Madre de Deus
Polímnia tinha dezoito anos e cuidava excessivamente da vida do irmão mais novo, parece até que ela tinha um pouco de ciúmes das liberdades dadas aos garotos da família.
Um dia ele se atrasou na escola. Ele entrou na escola às oito da manhã e eram oito horas da noite e ele ainda estava na escola? O pai e a mãe garantiam que ele estava lá. Polímnia reclamou tanto desse atraso que irritou a paciência deles.
_Vamos até a escola buscar seu irmão.
Chegando em frente da escola, o casal ordenou à filha que entrasse na secretaria da escola e perguntasse pelo irmão. Ela tinha sido impertinente e deveria assumir a sua impertinência entrando na escola e sendo absolutamente "chata" para a secretaria da escola.
Envergonhada de ter reclamado tanto, Polímnia foi até a secretaria da escola e perguntou pelo irmão.
_Ah! Polímnia está aqui, que bom. O seu irmão está no laboratório de informática. Hoje eles desmontaram um computador de mais de cinquenta quilos e o estão montando novamente, verificando os rolos de fita, as transcrições e todas essas parafernálias que os meninos adoram.
Polímnia pediu desculpas à secretária.
_Não, Polímnia, não peça desculpas, eu quero conversar com você.
Polímnia ficou sem jeito. Afinal não era tão mal assim se preocupar com o irmão.
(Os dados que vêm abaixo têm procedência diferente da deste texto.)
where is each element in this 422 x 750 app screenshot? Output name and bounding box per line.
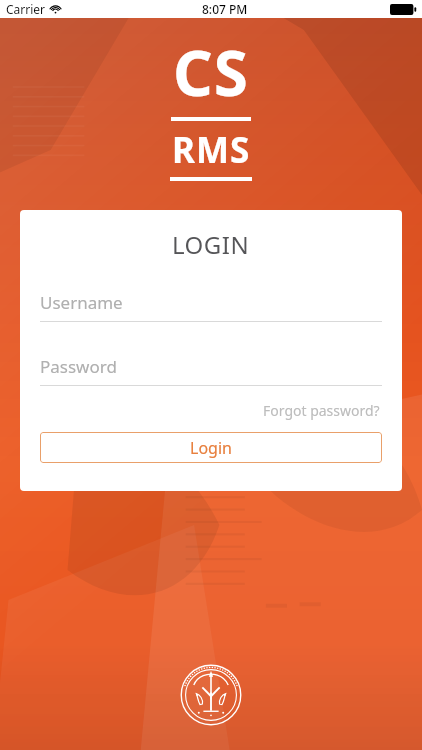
button[interactable]: Password — [40, 355, 382, 386]
button[interactable]: Login — [40, 432, 382, 463]
staticText: Login — [190, 437, 232, 459]
other: Uttar Pradesh Government emblem — [180, 664, 242, 726]
button[interactable]: Forgot password? — [261, 399, 382, 422]
staticText: Username — [40, 291, 123, 314]
staticText: RMS — [172, 126, 251, 174]
staticText: 8:07 PM — [202, 1, 248, 17]
staticText: LOGIN — [172, 228, 250, 261]
staticText: Forgot password? — [263, 401, 380, 420]
button[interactable]: Username — [40, 291, 382, 322]
staticText: Carrier — [6, 1, 46, 17]
staticText: Password — [40, 355, 117, 378]
staticText: CS — [173, 30, 249, 114]
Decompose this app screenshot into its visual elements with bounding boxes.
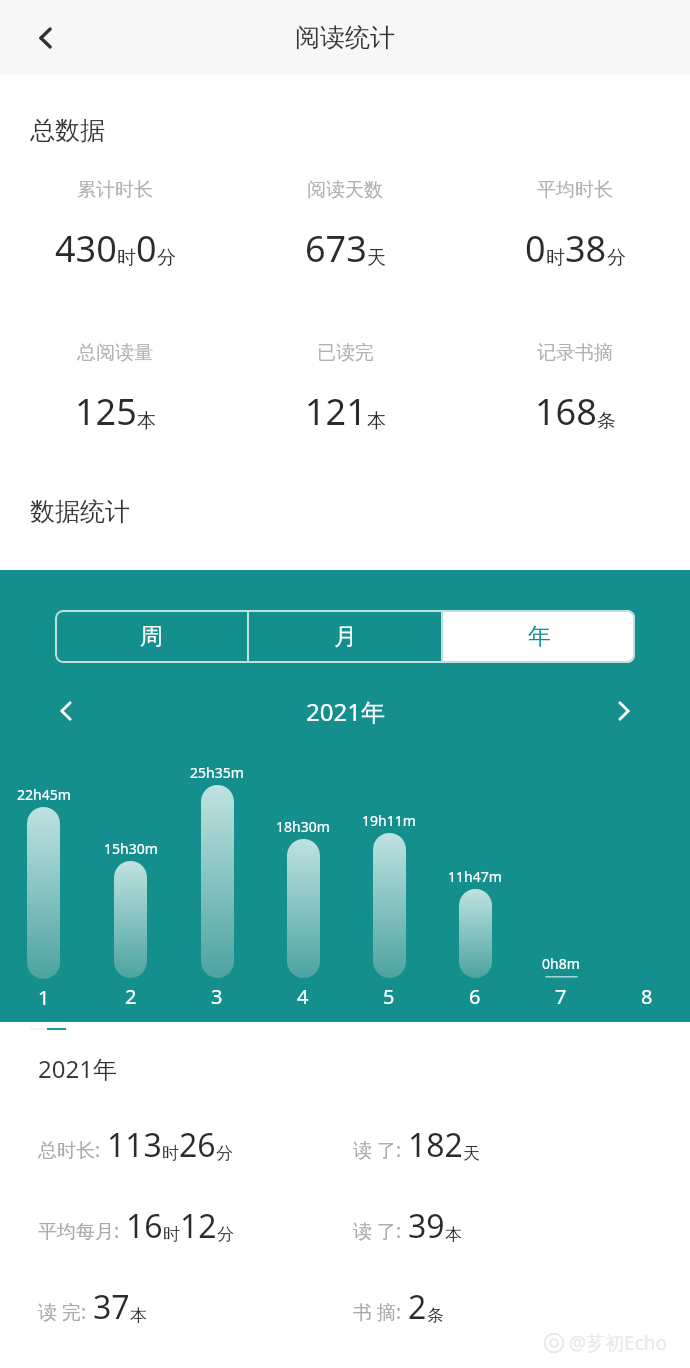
staticText: 年 bbox=[528, 622, 551, 651]
staticText: 673 bbox=[305, 224, 367, 273]
button[interactable]: 月 bbox=[249, 610, 441, 663]
staticText: 8 bbox=[641, 983, 653, 1010]
staticText: 2021年 bbox=[38, 1052, 117, 1085]
staticText: 条 bbox=[597, 409, 616, 433]
staticText: 7 bbox=[555, 983, 567, 1010]
staticText: 16 bbox=[126, 1204, 163, 1248]
staticText: 累计时长 bbox=[77, 178, 153, 202]
staticText: 19h11m bbox=[362, 811, 416, 830]
button[interactable]: Previous year bbox=[44, 689, 88, 733]
staticText: 读 了: bbox=[353, 1218, 402, 1244]
staticText: 时 bbox=[163, 1224, 180, 1245]
staticText: 25h35m bbox=[190, 763, 244, 782]
staticText: 11h47m bbox=[448, 867, 502, 886]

_A senhora quer conversar comigo? Não precisa, o meu pai e a minha mãe estão lá fora e eu vou avisá-los que está tudo certo e que eu estava errada.
A secretária disse para Polímnia esperar alguns minutos porque ela tinha algo muito importante a dizer para Polímnia.
_Esse seu nome é ótimo. Gosto dele porque é original.
_Hum hum, murmurou Polímnia. Obrigada.
Polímnia olhou para a secretária com expectativa.
_Quem me pediu para conversar com você foi a madre superiora.
Até os ossos de Polímnia se arrepiaram.
_O que foi que aconteceu?
A secretária avisou que iria ser objetiva.
Polímnia disse:
_Pois não. Estou toda à ouvidos.
A secretária engoliu a saliva e continuou.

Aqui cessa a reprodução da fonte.